Purplebricks’ shares, in contrast, have fallen by 8.2%, and they have plans of expansion in North America. They charge a flat fee for agreeing to sell a property as opposed to a commission.
HMLR scrutinised for misleading conveyancers
Trade body CoPSO (the Council of Property Search Organisations) has criticised HMLR (HM Land Registry) for ‘misleading conveyancers’ following the marketing of its Local Land Charges Service, which is set to roll out over the next 3 years.
CoPSO claims that whilst it supports digitising property information, there were some issues with the project’s initial publicity materials. The publications claimed that conveyancing lawyers could just source an ‘official’ search direct from the Registry for a fee of £15.
The trade body said there were various factors that made this information misleading: within the market, the terms ‘official’ and ‘personal’ are generally used when referring to a full search. However, HMLR used these terms only to refer to the LLC1. It also said that while the Registry can supply the LLC1 for this price, the ‘official’ search is also available from search agents.
CoPSO has requested that the marketing materials should be withdrawn, asking the Chief Executive and Chief Land Registrar at the Registry to consult with the industry before issuing any further publications to do with this project.
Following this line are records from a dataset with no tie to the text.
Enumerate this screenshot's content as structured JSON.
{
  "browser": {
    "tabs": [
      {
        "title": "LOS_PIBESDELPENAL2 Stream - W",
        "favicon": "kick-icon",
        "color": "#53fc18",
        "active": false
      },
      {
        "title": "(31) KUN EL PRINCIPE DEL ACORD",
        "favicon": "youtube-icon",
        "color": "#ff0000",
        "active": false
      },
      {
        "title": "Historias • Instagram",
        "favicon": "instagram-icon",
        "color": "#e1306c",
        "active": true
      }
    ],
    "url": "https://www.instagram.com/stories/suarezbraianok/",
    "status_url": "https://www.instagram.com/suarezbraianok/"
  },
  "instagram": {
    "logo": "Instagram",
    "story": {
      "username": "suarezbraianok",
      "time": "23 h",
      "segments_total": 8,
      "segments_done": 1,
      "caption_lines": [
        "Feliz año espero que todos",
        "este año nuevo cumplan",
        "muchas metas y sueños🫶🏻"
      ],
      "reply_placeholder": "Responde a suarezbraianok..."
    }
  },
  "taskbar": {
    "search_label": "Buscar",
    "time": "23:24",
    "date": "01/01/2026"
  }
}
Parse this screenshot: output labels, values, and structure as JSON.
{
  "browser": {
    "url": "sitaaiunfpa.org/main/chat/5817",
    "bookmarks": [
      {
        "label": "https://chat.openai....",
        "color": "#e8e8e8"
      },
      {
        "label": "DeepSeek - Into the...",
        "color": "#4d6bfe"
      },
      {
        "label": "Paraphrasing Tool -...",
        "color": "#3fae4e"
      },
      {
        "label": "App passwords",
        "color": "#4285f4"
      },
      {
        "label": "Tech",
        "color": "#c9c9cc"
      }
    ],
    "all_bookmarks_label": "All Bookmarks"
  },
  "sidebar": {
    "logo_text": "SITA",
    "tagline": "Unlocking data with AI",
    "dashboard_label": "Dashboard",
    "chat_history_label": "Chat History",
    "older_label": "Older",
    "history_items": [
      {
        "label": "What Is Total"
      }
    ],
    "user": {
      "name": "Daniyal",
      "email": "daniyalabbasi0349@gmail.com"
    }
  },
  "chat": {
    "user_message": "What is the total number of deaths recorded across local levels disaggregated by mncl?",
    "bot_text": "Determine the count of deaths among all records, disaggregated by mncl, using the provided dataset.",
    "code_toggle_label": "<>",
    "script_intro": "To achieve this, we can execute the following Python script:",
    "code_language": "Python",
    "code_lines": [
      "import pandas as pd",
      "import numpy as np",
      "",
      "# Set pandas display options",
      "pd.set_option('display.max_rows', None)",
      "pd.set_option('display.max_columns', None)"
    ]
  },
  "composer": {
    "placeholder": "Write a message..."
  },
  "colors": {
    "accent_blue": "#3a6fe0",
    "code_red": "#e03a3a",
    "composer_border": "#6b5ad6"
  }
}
Thousands of Londoners are moving to Exeter where the property market is booming
Exeter’s house price growth has grown by 5.9% in the year to March while many other areas of the UK are slumped, according to figures by Knight Frank. The property growth in this city has outpaced the wider South West and is currently one of Britain’s 5 fastest-growing cities. However, figures from the Land Registry suggest an impending lull, after the annual rate of growth sunk to 2.7% in April.
Many are attracted to the city because of its access to open space and fresh air, as well as being within proximity to the city centre, beaches, moors and countryside. Property investor Noel Brandson was just one of the 3,000 Londoners who moved to Exeter last year. He and his wife swapped a flat in Central London for a rambling cottage in Exeter and were surprised by the lively social scene and array of restaurants.
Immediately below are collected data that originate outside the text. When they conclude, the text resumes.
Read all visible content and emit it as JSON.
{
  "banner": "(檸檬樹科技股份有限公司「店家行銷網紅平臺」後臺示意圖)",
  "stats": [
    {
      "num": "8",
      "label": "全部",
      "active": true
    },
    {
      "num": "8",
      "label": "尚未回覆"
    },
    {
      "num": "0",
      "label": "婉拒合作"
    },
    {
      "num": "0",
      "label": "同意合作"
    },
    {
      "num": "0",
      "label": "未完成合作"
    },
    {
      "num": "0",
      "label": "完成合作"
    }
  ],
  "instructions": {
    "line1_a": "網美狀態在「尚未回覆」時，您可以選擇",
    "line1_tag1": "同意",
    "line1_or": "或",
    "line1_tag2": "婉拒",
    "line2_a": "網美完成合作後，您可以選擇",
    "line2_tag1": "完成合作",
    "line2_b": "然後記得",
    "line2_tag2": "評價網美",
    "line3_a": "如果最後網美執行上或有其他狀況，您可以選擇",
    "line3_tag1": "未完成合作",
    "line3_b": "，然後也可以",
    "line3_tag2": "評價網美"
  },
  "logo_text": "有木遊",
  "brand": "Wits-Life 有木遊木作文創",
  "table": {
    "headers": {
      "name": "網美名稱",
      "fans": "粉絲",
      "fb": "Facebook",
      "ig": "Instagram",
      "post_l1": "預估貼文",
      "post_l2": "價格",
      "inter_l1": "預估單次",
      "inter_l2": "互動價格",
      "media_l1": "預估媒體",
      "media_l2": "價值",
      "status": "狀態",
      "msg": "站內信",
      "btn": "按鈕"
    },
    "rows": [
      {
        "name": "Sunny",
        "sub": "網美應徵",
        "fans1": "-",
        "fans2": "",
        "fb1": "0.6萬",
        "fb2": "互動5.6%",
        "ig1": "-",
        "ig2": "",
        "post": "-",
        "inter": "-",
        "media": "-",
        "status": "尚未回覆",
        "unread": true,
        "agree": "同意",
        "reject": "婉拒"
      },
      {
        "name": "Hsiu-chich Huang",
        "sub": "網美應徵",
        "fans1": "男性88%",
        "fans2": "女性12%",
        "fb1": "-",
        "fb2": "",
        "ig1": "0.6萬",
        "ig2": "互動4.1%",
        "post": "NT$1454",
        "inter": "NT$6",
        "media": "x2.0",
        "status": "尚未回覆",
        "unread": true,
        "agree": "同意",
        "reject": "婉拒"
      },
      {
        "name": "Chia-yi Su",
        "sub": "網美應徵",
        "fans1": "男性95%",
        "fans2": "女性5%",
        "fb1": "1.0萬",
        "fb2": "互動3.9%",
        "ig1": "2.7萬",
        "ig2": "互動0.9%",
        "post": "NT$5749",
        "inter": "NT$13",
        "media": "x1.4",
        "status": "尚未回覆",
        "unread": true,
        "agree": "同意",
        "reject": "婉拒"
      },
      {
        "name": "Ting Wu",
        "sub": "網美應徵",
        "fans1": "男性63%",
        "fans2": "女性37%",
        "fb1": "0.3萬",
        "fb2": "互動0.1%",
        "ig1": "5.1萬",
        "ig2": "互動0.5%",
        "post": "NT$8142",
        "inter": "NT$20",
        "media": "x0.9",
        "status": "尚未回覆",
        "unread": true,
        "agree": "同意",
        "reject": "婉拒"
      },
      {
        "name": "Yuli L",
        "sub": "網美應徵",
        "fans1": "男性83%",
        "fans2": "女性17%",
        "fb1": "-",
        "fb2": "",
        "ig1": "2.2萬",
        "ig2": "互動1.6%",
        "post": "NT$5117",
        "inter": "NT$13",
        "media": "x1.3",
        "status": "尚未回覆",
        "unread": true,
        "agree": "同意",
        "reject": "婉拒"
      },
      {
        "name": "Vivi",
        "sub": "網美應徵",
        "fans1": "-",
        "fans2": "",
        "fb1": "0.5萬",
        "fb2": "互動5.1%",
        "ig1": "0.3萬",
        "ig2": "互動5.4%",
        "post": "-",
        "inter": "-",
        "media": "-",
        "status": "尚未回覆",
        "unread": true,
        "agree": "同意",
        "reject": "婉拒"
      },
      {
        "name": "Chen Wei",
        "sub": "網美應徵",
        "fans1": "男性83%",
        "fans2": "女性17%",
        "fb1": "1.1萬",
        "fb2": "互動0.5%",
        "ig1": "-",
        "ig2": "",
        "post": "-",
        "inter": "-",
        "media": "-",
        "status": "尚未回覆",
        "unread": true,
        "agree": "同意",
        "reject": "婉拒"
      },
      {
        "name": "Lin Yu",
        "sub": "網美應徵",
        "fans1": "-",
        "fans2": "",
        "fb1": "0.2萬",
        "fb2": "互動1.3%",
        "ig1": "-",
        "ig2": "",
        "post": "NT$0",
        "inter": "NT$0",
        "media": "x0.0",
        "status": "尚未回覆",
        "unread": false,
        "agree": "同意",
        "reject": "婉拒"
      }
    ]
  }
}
There has also been an increase of 3,000 private sector jobs in Exeter, up by 5.1% last year, as well as an increasing number of digital tech jobs and start-ups like CrowdCube – Britain’s most successful crowdfunding platform. The Met Office, the University of Exeter and the Royal Devon and Exeter Hospital are the city’s major employers.
New development in the city is also booming: even members of the Exeter Chiefs rugby team are launching their own property company called Tomahawk Homes. They have already started building 2 developments outside the city.